Approach Three: Support alternative and climate smart livelihoods.  

Coastal communities are uniquely vulnerable to climate change. In Bangladesh, worsening storm surges and coastal erosion displace a growing number of households, and undermine farming livelihoods for many others. Two CJRF partners, COAST Foundation and Young Power for Social Action (YPSA), both support communities dealing with these circumstances. In separate presentations, the COAST and YPSA shared how their organizations empower communities to shift to climate smart and alternative livelihoods.

COAST promotes climate-smart farming techniques for households dealing with waterlogging and increasing salinization. For example, sack gardening protects plants from flood waters, which can increase yields for both household consumption and market sales. COAST has found that low-cost income generating activities are the most effective, and that working primarily with women and youth has the highest return on investment for social development and resilience.

In Southeast Bangladesh, YPSA helps displaced people learn into new ways of making a living, and as a result, earn a secure income. During their presentation, they noted that 50% of displaced people are forced to change occupations. By providing skills training in tailoring, goat rearing, and driving, as well as providing start-up capital for trainees to invest in their own income ventures, YPSA is helping to increase project participants’ average monthly income by 3,000 BDT, or about 30 USD. Their efforts are even more impactful on the lives of women and girls—90% of their trainees are female.

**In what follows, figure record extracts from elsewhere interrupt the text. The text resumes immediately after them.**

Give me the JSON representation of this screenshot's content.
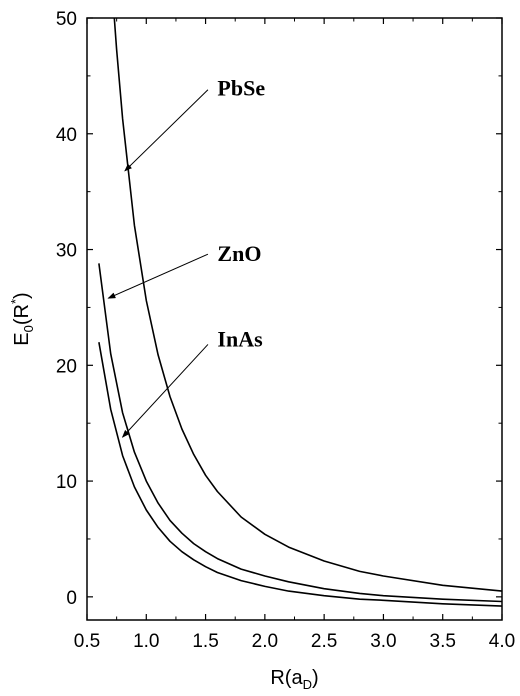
{
  "chart_data": {
    "type": "line",
    "xlim": [
      0.5,
      4.0
    ],
    "ylim": [
      -2,
      50
    ],
    "xticks": [
      "0.5",
      "1.0",
      "1.5",
      "2.0",
      "2.5",
      "3.0",
      "3.5",
      "4.0"
    ],
    "yticks": [
      "0",
      "10",
      "20",
      "30",
      "40",
      "50"
    ],
    "xlabel": {
      "main": "R(a",
      "sub": "D",
      "close": ")"
    },
    "ylabel": {
      "main": "E",
      "sub": "0",
      "open": "(R",
      "sup": "*",
      "close": ")"
    },
    "grid": false,
    "series": [
      {
        "name": "PbSe",
        "points": [
          [
            0.73,
            50
          ],
          [
            0.75,
            47.3
          ],
          [
            0.8,
            41.3
          ],
          [
            0.9,
            32.1
          ],
          [
            1.0,
            25.6
          ],
          [
            1.1,
            20.9
          ],
          [
            1.2,
            17.3
          ],
          [
            1.3,
            14.5
          ],
          [
            1.4,
            12.3
          ],
          [
            1.5,
            10.5
          ],
          [
            1.6,
            9.1
          ],
          [
            1.8,
            6.9
          ],
          [
            2.0,
            5.4
          ],
          [
            2.2,
            4.3
          ],
          [
            2.5,
            3.1
          ],
          [
            2.8,
            2.2
          ],
          [
            3.0,
            1.8
          ],
          [
            3.5,
            1.0
          ],
          [
            4.0,
            0.5
          ]
        ]
      },
      {
        "name": "ZnO",
        "points": [
          [
            0.6,
            28.8
          ],
          [
            0.7,
            21.0
          ],
          [
            0.8,
            15.9
          ],
          [
            0.9,
            12.5
          ],
          [
            1.0,
            10.0
          ],
          [
            1.1,
            8.1
          ],
          [
            1.2,
            6.6
          ],
          [
            1.3,
            5.5
          ],
          [
            1.4,
            4.6
          ],
          [
            1.5,
            3.9
          ],
          [
            1.6,
            3.3
          ],
          [
            1.8,
            2.4
          ],
          [
            2.0,
            1.8
          ],
          [
            2.2,
            1.3
          ],
          [
            2.5,
            0.7
          ],
          [
            2.8,
            0.3
          ],
          [
            3.0,
            0.1
          ],
          [
            3.5,
            -0.2
          ],
          [
            4.0,
            -0.4
          ]
        ]
      },
      {
        "name": "InAs",
        "points": [
          [
            0.6,
            22.0
          ],
          [
            0.7,
            16.2
          ],
          [
            0.8,
            12.2
          ],
          [
            0.9,
            9.5
          ],
          [
            1.0,
            7.5
          ],
          [
            1.1,
            6.0
          ],
          [
            1.2,
            4.8
          ],
          [
            1.3,
            3.9
          ],
          [
            1.4,
            3.2
          ],
          [
            1.5,
            2.6
          ],
          [
            1.6,
            2.1
          ],
          [
            1.8,
            1.4
          ],
          [
            2.0,
            0.9
          ],
          [
            2.2,
            0.5
          ],
          [
            2.5,
            0.1
          ],
          [
            2.8,
            -0.2
          ],
          [
            3.0,
            -0.3
          ],
          [
            3.5,
            -0.6
          ],
          [
            4.0,
            -0.8
          ]
        ]
      }
    ],
    "annotations": [
      {
        "text": "PbSe",
        "text_at": [
          1.6,
          44.0
        ],
        "arrow_from": [
          1.52,
          43.8
        ],
        "arrow_to": [
          0.82,
          36.8
        ]
      },
      {
        "text": "ZnO",
        "text_at": [
          1.6,
          29.7
        ],
        "arrow_from": [
          1.52,
          29.6
        ],
        "arrow_to": [
          0.68,
          25.8
        ]
      },
      {
        "text": "InAs",
        "text_at": [
          1.6,
          22.3
        ],
        "arrow_from": [
          1.52,
          21.8
        ],
        "arrow_to": [
          0.8,
          13.8
        ]
      }
    ]
  }
}
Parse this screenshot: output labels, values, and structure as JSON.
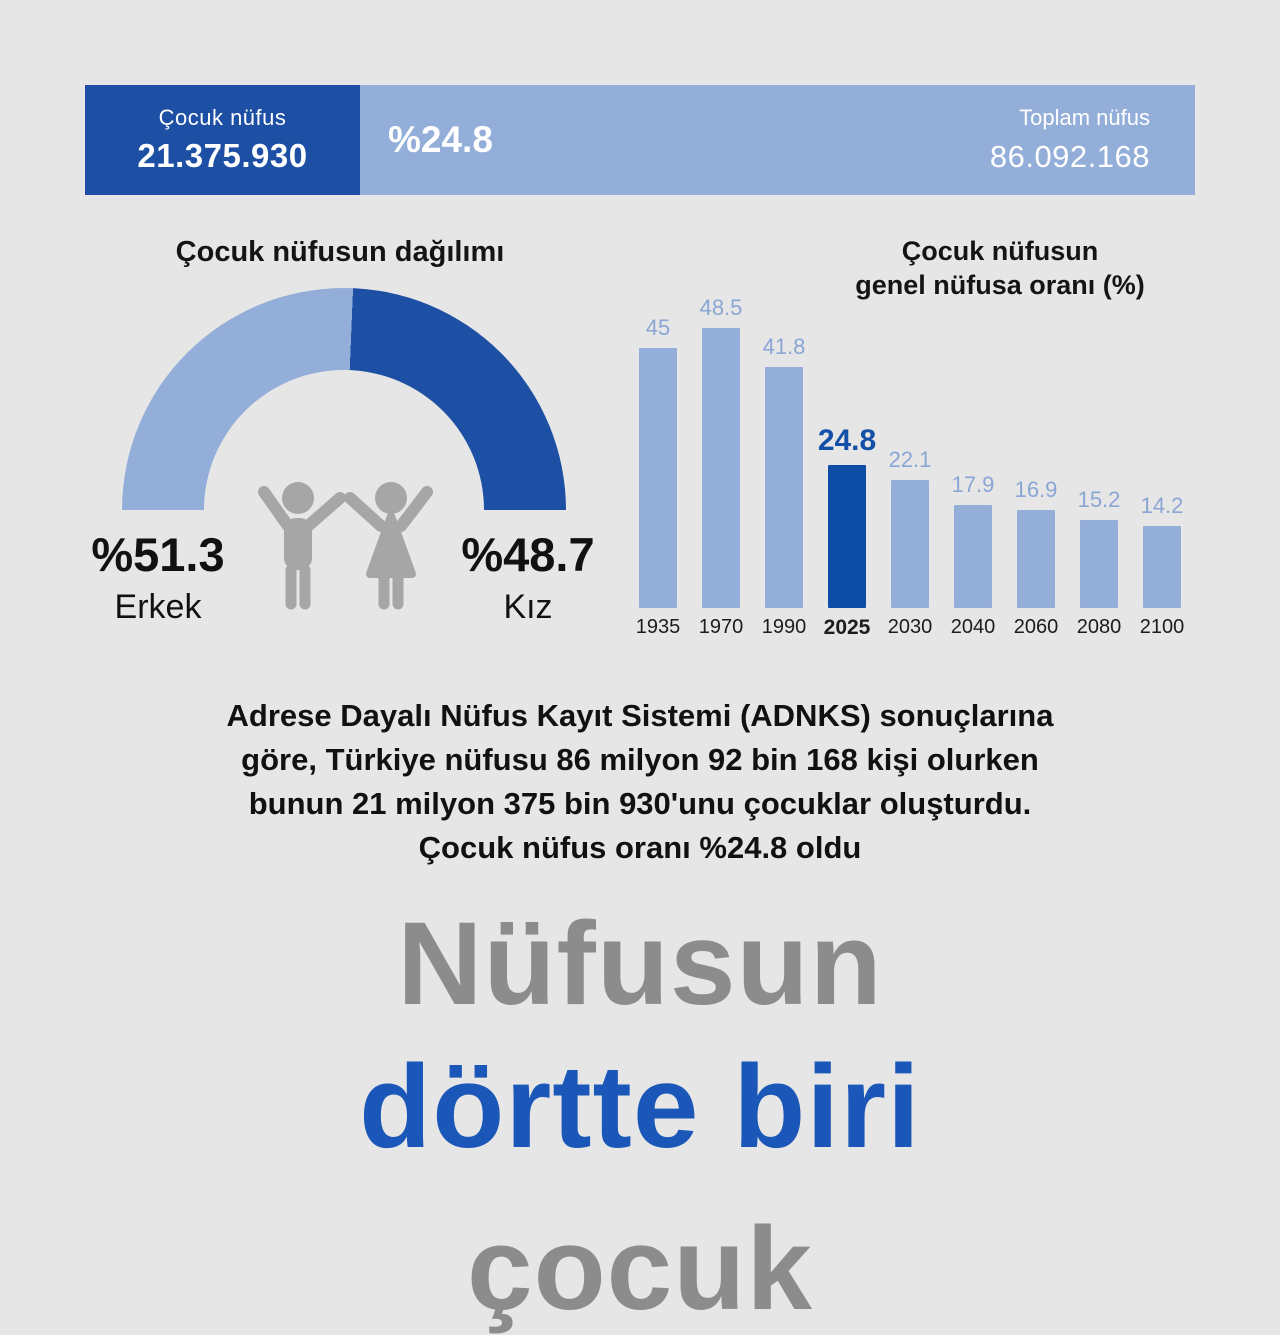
{
  "colors": {
    "background": "#e6e6e6",
    "dark_blue": "#1d4fa5",
    "light_blue": "#93aed9",
    "bar_highlight": "#0e4da6",
    "headline_gray": "#8c8c8c",
    "headline_blue": "#1b57b8",
    "icon_gray": "#a6a6a6"
  },
  "header": {
    "child_label": "Çocuk nüfus",
    "child_value": "21.375.930",
    "percent_value": "%24.8",
    "total_label": "Toplam nüfus",
    "total_value": "86.092.168"
  },
  "gauge_labels": {
    "left_percent": "%51.3",
    "left_label": "Erkek",
    "right_percent": "%48.7",
    "right_label": "Kız"
  },
  "chart_data": [
    {
      "type": "pie",
      "shape": "semicircle-donut",
      "title": "Çocuk nüfusun dağılımı",
      "title_regular": "Çocuk nüfusun ",
      "title_bold": "dağılımı",
      "segments": [
        {
          "label": "Erkek",
          "value": 51.3,
          "color": "#93aed9"
        },
        {
          "label": "Kız",
          "value": 48.7,
          "color": "#1d4fa5"
        }
      ]
    },
    {
      "type": "bar",
      "title": "Çocuk nüfusun genel nüfusa oranı (%)",
      "title_lines": [
        "Çocuk nüfusun",
        "genel nüfusa oranı (%)"
      ],
      "categories": [
        "1935",
        "1970",
        "1990",
        "2025",
        "2030",
        "2040",
        "2060",
        "2080",
        "2100"
      ],
      "values": [
        45,
        48.5,
        41.8,
        24.8,
        22.1,
        17.9,
        16.9,
        15.2,
        14.2
      ],
      "highlight_index": 3,
      "ylim": [
        0,
        50
      ],
      "grid": false,
      "legend": "none",
      "bar_color": "#93aed9",
      "highlight_color": "#0e4da6"
    }
  ],
  "paragraph": {
    "lines": [
      "Adrese Dayalı Nüfus Kayıt Sistemi (ADNKS) sonuçlarına",
      "göre, Türkiye nüfusu 86 milyon 92 bin 168 kişi olurken",
      "bunun 21 milyon 375 bin 930'unu çocuklar oluşturdu.",
      "Çocuk nüfus oranı %24.8 oldu"
    ]
  },
  "headline": {
    "line1": "Nüfusun",
    "line2": "dörtte biri",
    "line3": "çocuk"
  }
}
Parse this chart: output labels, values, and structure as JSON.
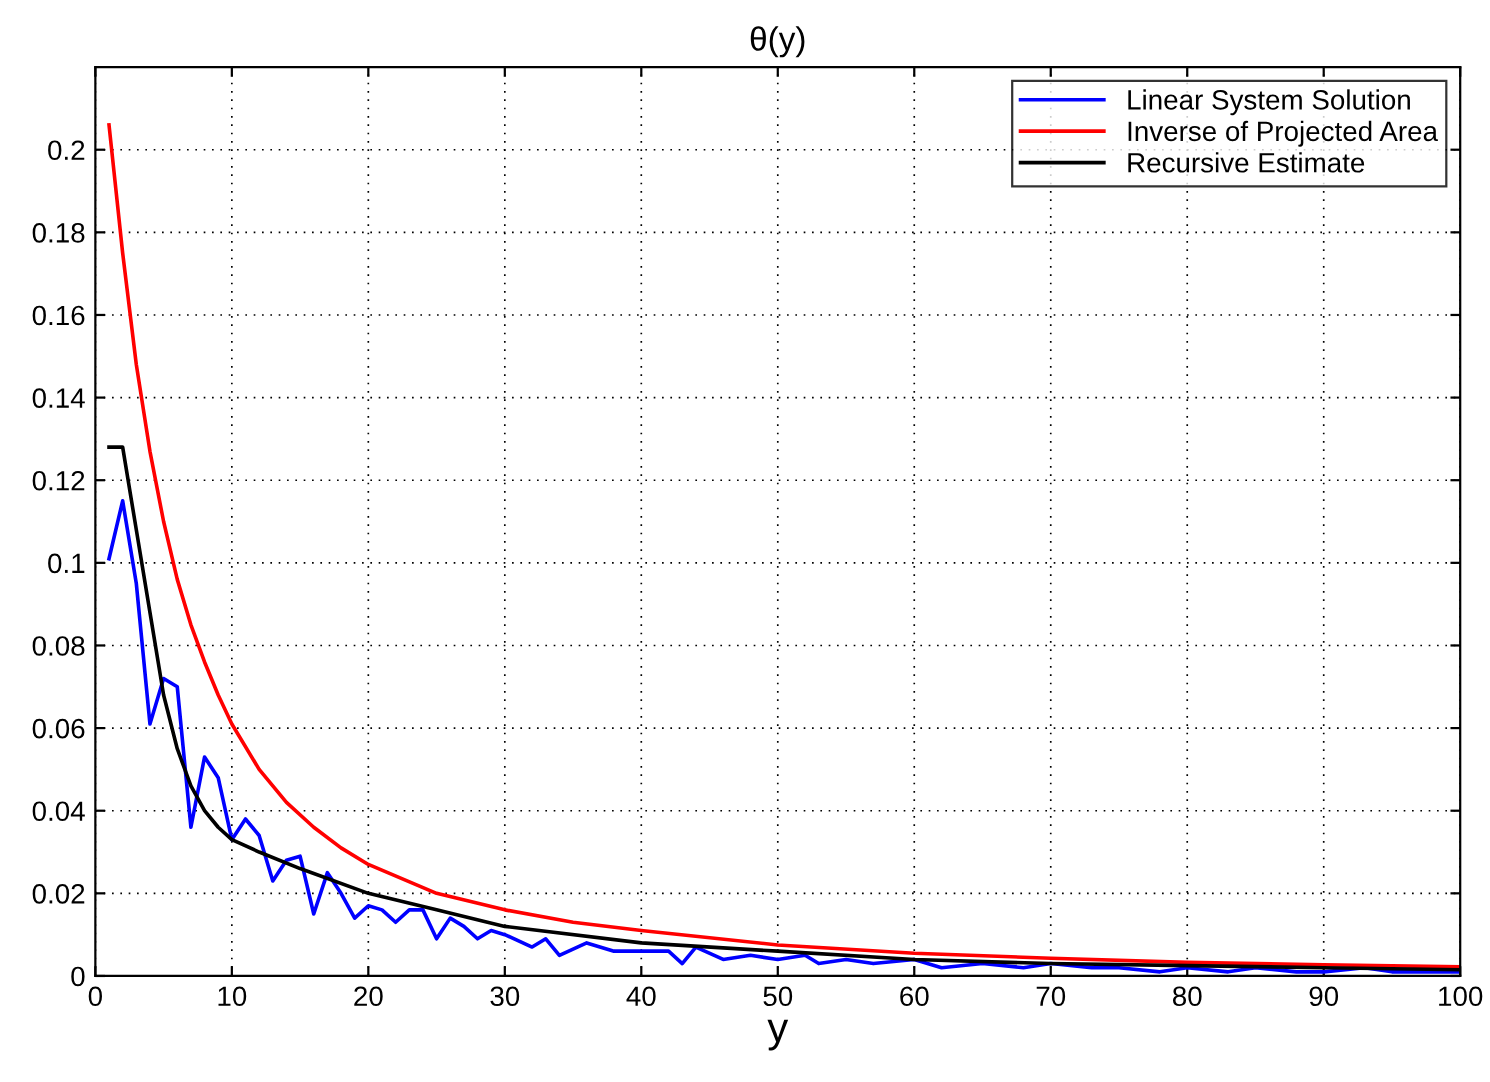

Approach Four: Build the capacity of marginalized groups to participate meaningfully in climate decisions and activities.   

Marginalized groups, including women, youth, and Indigenous Peoples, often bear the brunt of climate change impacts. Throughout the Solution Series, we learned how CJRF partners are building the capacity of these groups to set, articulate, and pursue their own priorities for addressing the climate crisis.

Christian Aid Kenya believes that local ownership of a project is key to sustainability of its outcomes. They shared their work to ensure that community members—especially women and youth—are involved in the entire lifecycle of a project, including project planning and budgeting. In 2024, Christian Aid aims to further support local ownership by removing itself, as an international organization, from all direct implementation activities.

Photo credit: Indigenous Climate Action

Each year in Canada, Indigenous Climate Action’s Climate Leadership Program trains two cohorts of Indigenous individuals to become climate action leaders in their communities. Participants learn the basics of climate science and policy, as well as tools and methods for organizing communities to build fit-for-purpose climate solutions and advocate for change by government.

Helvetas Bangladesh believes that to create a true rights-based approach to climate programming an organization must guarantee robust and meaningful community participation in projects. They shared several ways they support this, including an important recent power shift in their own implementation approach: HELVETAS recently expanded the Project Management Unit of the Panii Jibon (“Water is Life”) program to include community members participating in the work, not just managers from the partner NGOs.  

 

Throughout the Solution Series, we learned more about how our grant partners are implementing strategies that address the needs of those hardest hit by climate change. Presenters shared many variations on the above four approaches across locations and organizations, along with a rich body of other resilience-building work.